Online virtual tours of hotels and resorts are an increasingly important way holiday companies market their products, he says.
Inner space travel?
Long-haul airlines are increasingly incorporating hi-tech in-flight entertainment systems in their aircraft, such as touchscreen handsets, broadband connectivity, and video-on-demand via HD TV screens.
Futuristic concept planes feature virtual reality screens instead of windows, while space leisure travel draws closer thanks to investment from the likes of Elon Musk's SpaceX company, and Sir Richard Branson's Virgin Galactic.
"At present, leisure space travel is in its infancy, but the history of the travel industry shows that when there exists a clear public appetite for a destination or experience, a combination of technological and entrepreneurial know-how will make it happen," says Victoria Bacon, head of communications for the Association of British Travel Agents (Abta).
But are we getting close to the stage where virtual reality could potentially replace real world holidays altogether?
"We can supply 360-degree high-definition visuals above and below, smells, sound and heat," says Stuart Hetherington, chief executive of Holovis, an immersive technology specialist.
"We can certainly create the fantasy of sitting on a beach or exploring a jungle."

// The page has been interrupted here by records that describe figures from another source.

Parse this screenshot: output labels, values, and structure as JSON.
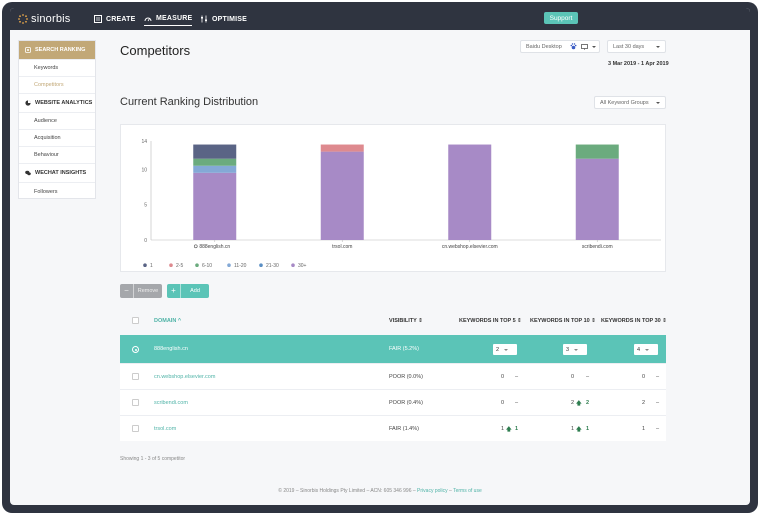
{
  "app": {
    "brand": "sinorbis"
  },
  "nav": {
    "items": [
      {
        "label": "CREATE",
        "icon": "create-icon"
      },
      {
        "label": "MEASURE",
        "icon": "measure-icon",
        "active": true
      },
      {
        "label": "OPTIMISE",
        "icon": "optimise-icon"
      }
    ],
    "support_label": "Support"
  },
  "sidebar": {
    "sections": [
      {
        "heading": "SEARCH RANKING",
        "icon": "search-ranking-icon",
        "items": [
          "Keywords",
          "Competitors"
        ],
        "selected": "Competitors"
      },
      {
        "heading": "WEBSITE ANALYTICS",
        "icon": "pie-icon",
        "items": [
          "Audience",
          "Acquisition",
          "Behaviour"
        ]
      },
      {
        "heading": "WECHAT INSIGHTS",
        "icon": "wechat-icon",
        "items": [
          "Followers"
        ]
      }
    ]
  },
  "page": {
    "title": "Competitors",
    "engine_select": "Baidu Desktop",
    "period_select": "Last 30 days",
    "date_range": "3 Mar 2019 - 1 Apr 2019",
    "section_title": "Current Ranking Distribution",
    "keyword_groups_select": "All Keyword Groups"
  },
  "colors": {
    "accent": "#5bc4b7",
    "sidebar_active": "#c2a877",
    "nav_bg": "#2f3440",
    "rank_1": "#5a6485",
    "rank_2_5": "#de8a8f",
    "rank_6_10": "#6bab7e",
    "rank_11_20": "#84a9d6",
    "rank_21_30": "#5b8fc4",
    "rank_30_plus": "#a78ac6"
  },
  "chart_data": {
    "type": "bar",
    "stacked": true,
    "categories": [
      "888english.cn",
      "trsol.com",
      "cn.webshop.elsevier.com",
      "scribendi.com"
    ],
    "series": [
      {
        "name": "30+",
        "values": [
          9.5,
          12.5,
          13.5,
          11.5
        ]
      },
      {
        "name": "21-30",
        "values": [
          0,
          0,
          0,
          0
        ]
      },
      {
        "name": "11-20",
        "values": [
          1,
          0,
          0,
          0
        ]
      },
      {
        "name": "6-10",
        "values": [
          1,
          0,
          0,
          2
        ]
      },
      {
        "name": "2-5",
        "values": [
          0,
          1,
          0,
          0
        ]
      },
      {
        "name": "1",
        "values": [
          2,
          0,
          0,
          0
        ]
      }
    ],
    "legend_order": [
      "1",
      "2-5",
      "6-10",
      "11-20",
      "21-30",
      "30+"
    ],
    "yticks": [
      "0",
      "5",
      "10",
      "14"
    ],
    "ylim": [
      0,
      14
    ],
    "legend_placement": "bottom-left",
    "grid": false
  },
  "actions": {
    "remove_label": "Remove",
    "add_label": "Add"
  },
  "table": {
    "headers": {
      "domain": "DOMAIN",
      "visibility": "VISIBILITY",
      "top5": "KEYWORDS IN TOP 5",
      "top10": "KEYWORDS IN TOP 10",
      "top30": "KEYWORDS IN TOP 30"
    },
    "rows": [
      {
        "domain": "888english.cn",
        "visibility": "FAIR (5.2%)",
        "top5": "2",
        "top10": "3",
        "top30": "4",
        "active": true
      },
      {
        "domain": "cn.webshop.elsevier.com",
        "visibility": "POOR (0.0%)",
        "top5": "0",
        "top5_change": "–",
        "top10": "0",
        "top10_change": "–",
        "top30": "0",
        "top30_change": "–"
      },
      {
        "domain": "scribendi.com",
        "visibility": "POOR (0.4%)",
        "top5": "0",
        "top5_change": "–",
        "top10": "2",
        "top10_change": "2",
        "top30": "2",
        "top30_change": "–"
      },
      {
        "domain": "trsol.com",
        "visibility": "FAIR (1.4%)",
        "top5": "1",
        "top5_change": "1",
        "top10": "1",
        "top10_change": "1",
        "top30": "1",
        "top30_change": "–"
      }
    ],
    "showing": "Showing 1 - 3 of 5 competitor"
  },
  "footer": {
    "text": "© 2019 – Sinorbis Holdings Pty Limited – ACN: 605 346 996 –",
    "privacy": "Privacy policy",
    "sep": "–",
    "terms": "Terms of use"
  }
}
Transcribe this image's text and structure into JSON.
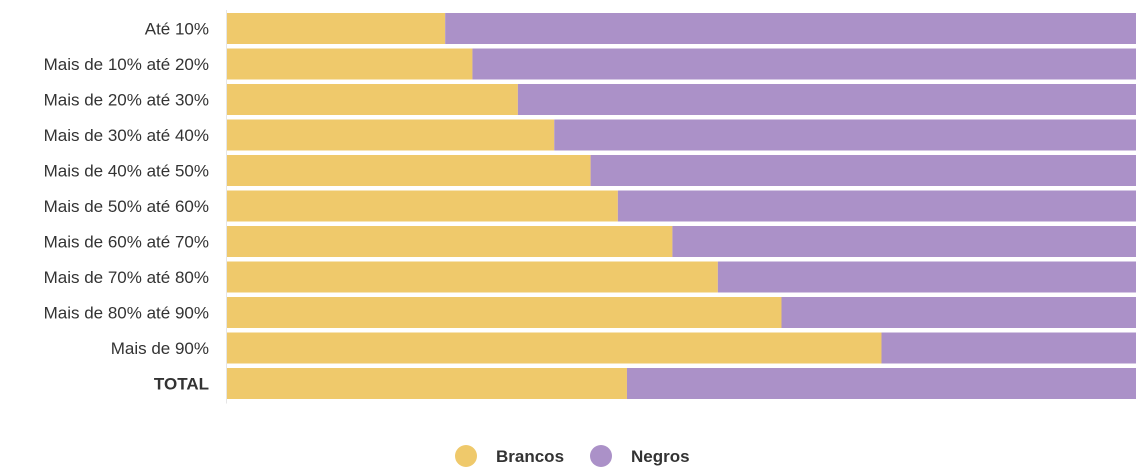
{
  "chart_data": {
    "type": "bar",
    "orientation": "horizontal",
    "stacked": true,
    "normalized": true,
    "categories": [
      "Até 10%",
      "Mais de 10% até 20%",
      "Mais de 20% até 30%",
      "Mais de 30% até 40%",
      "Mais de 40% até 50%",
      "Mais de 50% até 60%",
      "Mais de 60% até 70%",
      "Mais de 70% até 80%",
      "Mais de 80% até 90%",
      "Mais de 90%",
      "TOTAL"
    ],
    "series": [
      {
        "name": "Brancos",
        "color": "#EFC96B",
        "values": [
          24,
          27,
          32,
          36,
          40,
          43,
          49,
          54,
          61,
          72,
          44
        ]
      },
      {
        "name": "Negros",
        "color": "#AB91C8",
        "values": [
          76,
          73,
          68,
          64,
          60,
          57,
          51,
          46,
          39,
          28,
          56
        ]
      }
    ],
    "xlim": [
      0,
      100
    ],
    "grid": false,
    "legend_position": "bottom-center"
  }
}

In future, the walls of our homes could become giant TV screens giving us an extremely vivid 3D "staycation" experience, he believes.
"But I think virtual vacations are still a long way off," he admits.
Ten years from now, it may be possible to manipulate images directly in the brain to create a hyper-realistic virtual experience, he speculates.
But fans of the sci-fi film Total Recall, starring Arnold Schwarzenegger and featuring ill-fated virtual holidays to Mars, may hope that day never dawns.